Not much later, I came to understand that so much of creativity rests on the principle of least resistance: think of water running downstream. I’ve come to think our job as artists is to have our egos get out of the way and let stories come through, and with this egolessness we stitch together community all the better.
This latest book probably stands as a document of not belonging: to the age one finds oneself, to the world. Each of the stories represents an attempt to answer the ruptures we know through merely growing older, or traveling different terrain, or moving within many circles. As a kid and beyond, I found solace in improvising for hours on the piano, later in dance and painting, and still believe that language aspires to the condition of music, as well as to the pleasures of the kinesthetic and visual. For this reason, many of the stories in this collection bear on them the imprint of improvisation, collaboration, and music. Not incidentally, an incredible collaborator, Kevin Salem, will soon have up a ‘score’ to the book, an album to be also called KINGDOM OF The YOUNG: www.kevinsalem.com
3. What has been the most significant challenge you’ve faced that you overcame to continue your art practice?
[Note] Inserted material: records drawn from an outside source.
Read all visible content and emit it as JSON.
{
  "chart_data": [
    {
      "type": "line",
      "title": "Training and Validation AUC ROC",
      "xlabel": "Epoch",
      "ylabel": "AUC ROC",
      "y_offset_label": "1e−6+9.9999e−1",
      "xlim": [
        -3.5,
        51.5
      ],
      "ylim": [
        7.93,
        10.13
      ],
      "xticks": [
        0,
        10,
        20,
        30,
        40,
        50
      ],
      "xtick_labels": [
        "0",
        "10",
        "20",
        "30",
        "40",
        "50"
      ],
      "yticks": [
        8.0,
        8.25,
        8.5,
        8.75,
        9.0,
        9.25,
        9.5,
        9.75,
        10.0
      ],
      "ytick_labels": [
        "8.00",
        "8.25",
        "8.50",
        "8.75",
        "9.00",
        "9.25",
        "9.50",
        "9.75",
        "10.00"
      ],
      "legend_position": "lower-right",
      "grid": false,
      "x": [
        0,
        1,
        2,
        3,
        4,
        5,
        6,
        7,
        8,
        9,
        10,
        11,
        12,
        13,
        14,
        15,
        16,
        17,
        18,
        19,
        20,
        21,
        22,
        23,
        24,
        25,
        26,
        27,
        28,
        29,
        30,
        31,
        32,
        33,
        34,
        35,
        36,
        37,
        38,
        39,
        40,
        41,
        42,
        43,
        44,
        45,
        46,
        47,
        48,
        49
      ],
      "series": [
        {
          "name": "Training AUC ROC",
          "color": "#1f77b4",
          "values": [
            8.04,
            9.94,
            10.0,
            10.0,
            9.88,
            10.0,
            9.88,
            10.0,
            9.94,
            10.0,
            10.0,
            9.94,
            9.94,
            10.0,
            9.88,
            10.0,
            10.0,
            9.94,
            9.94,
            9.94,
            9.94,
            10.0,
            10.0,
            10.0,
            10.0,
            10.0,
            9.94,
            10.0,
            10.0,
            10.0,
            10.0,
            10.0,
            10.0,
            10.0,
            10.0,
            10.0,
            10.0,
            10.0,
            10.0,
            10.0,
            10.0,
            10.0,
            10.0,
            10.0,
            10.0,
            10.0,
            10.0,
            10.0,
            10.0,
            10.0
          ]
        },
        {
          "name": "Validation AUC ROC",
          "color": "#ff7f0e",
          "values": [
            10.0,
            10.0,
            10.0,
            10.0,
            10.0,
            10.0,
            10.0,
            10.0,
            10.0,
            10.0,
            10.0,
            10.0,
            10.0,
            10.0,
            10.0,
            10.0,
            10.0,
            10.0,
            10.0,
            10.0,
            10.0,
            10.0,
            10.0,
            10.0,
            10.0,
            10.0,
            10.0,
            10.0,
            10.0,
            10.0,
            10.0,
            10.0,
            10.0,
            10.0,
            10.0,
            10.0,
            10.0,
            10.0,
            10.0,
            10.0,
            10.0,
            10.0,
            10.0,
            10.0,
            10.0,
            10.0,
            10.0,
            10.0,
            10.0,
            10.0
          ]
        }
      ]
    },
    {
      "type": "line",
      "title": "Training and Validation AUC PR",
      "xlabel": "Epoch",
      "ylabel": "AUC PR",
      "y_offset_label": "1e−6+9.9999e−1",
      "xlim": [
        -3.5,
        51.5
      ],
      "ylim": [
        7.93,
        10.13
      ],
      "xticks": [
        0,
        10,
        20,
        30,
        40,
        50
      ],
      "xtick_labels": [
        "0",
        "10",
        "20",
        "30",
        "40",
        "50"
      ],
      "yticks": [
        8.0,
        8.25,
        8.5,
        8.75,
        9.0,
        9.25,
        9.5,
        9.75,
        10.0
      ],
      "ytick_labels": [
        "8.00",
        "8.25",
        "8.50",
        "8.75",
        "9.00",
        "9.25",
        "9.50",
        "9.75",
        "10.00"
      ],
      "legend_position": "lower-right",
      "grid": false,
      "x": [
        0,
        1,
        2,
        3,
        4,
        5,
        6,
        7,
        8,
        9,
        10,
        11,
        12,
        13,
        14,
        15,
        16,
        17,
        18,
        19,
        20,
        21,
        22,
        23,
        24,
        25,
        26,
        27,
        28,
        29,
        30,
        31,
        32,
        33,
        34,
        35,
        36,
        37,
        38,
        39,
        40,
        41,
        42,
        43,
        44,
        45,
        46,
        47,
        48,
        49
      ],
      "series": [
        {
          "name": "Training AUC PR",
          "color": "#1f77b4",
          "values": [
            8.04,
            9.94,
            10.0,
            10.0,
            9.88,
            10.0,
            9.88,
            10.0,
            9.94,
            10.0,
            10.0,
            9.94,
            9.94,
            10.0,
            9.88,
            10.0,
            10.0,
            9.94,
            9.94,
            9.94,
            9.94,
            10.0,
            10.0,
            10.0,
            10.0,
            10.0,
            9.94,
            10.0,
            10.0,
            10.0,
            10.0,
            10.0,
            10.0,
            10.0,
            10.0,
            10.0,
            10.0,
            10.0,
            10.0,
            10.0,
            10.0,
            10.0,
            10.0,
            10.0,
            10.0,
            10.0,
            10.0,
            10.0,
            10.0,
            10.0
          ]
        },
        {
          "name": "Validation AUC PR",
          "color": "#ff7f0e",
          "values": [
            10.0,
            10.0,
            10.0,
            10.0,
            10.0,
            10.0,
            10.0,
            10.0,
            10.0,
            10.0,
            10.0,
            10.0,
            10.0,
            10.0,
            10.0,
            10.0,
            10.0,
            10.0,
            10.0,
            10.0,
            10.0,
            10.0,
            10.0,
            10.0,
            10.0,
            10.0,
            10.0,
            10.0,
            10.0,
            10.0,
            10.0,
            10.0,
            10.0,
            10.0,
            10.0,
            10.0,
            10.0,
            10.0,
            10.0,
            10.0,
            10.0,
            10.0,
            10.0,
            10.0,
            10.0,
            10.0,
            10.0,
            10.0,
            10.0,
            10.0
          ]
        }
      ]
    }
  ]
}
My daughter recently asked me: why are you so motivated to get me anything from anywhere in the house but you always like to borrow my napkin, and in her question I recalled how some of us are blessed or cursed with finding it easier to find motivation from the idea of doing things for others. So the question of making time away from life for my art, away from the urgencies of the world, still lingers for me. I am returning to a practice soon of turning off the Internet, that seductive sly fairy-ghost that lures us with its silver promise, until 1 pm each day. So often I begin the day feeling like a fireman: I have to go help them! When really, as my late father said to me often: ‘the graves are filled with indispensable men.” My dream life has a recurrent theme: people in trouble and I can save them if I only put out my hand, have others hold hands, and we are able to fly above whole populations.I must allay this feeling and then find in myself the child play of writing each day: this remains my challenge.
4. Describe your ideal workspace
Not dissimilar to a beautiful studio a friend loaned me in upstate New York when I was in final edits on Lola,California, the ideal space would have a large desk in a bare room, the ability to stand or dance around, with a cabinet of curiosities in the next room to spark ideas and a loft space for quiet thinking away from it all. In the final room would be a beautiful book-lined library in which one could read, dream, nap.
I did find a studio at Macdowell Colony (New Jersey) also an ideal space: a large window looking out at trees, a bareness, the idea of retreating from the world and yet connected to the wonder in nature.
5. What one sentence do you hope describes how your art practice will be recorded in history, and why?
Perhaps that I worked to explode the form and that my stories helped energize those of others. My hope is to engage with timeless issues through the particular prism of a given historical milieu.
6. In thinking of the lulls and gaps or lost places in your practice over the years, who or what has re-energized you?
My friend, a poet, reminds me of the importance of feeding the underground tributaries of one’s art: the playfulness, the richness of the life surrounding the art. Another friend has been for years an ideal reader, an imagined reader. Having children may have also helped anchor some of the existential dread I had so that art could have its own gravitational course.
7. What project of yours do you personally consider your most satisfying, and why – regardless of external support or accolades?
Crawl Space, since I began it to try to speak of my sense of evil and guilt and also found a way to have readers question their own moral sympathies and complicity while reading. Lola, California, too, since, while it is not autobiographical, speaks to the changing mores of the West Coast I know well, and I found it cathartic to write.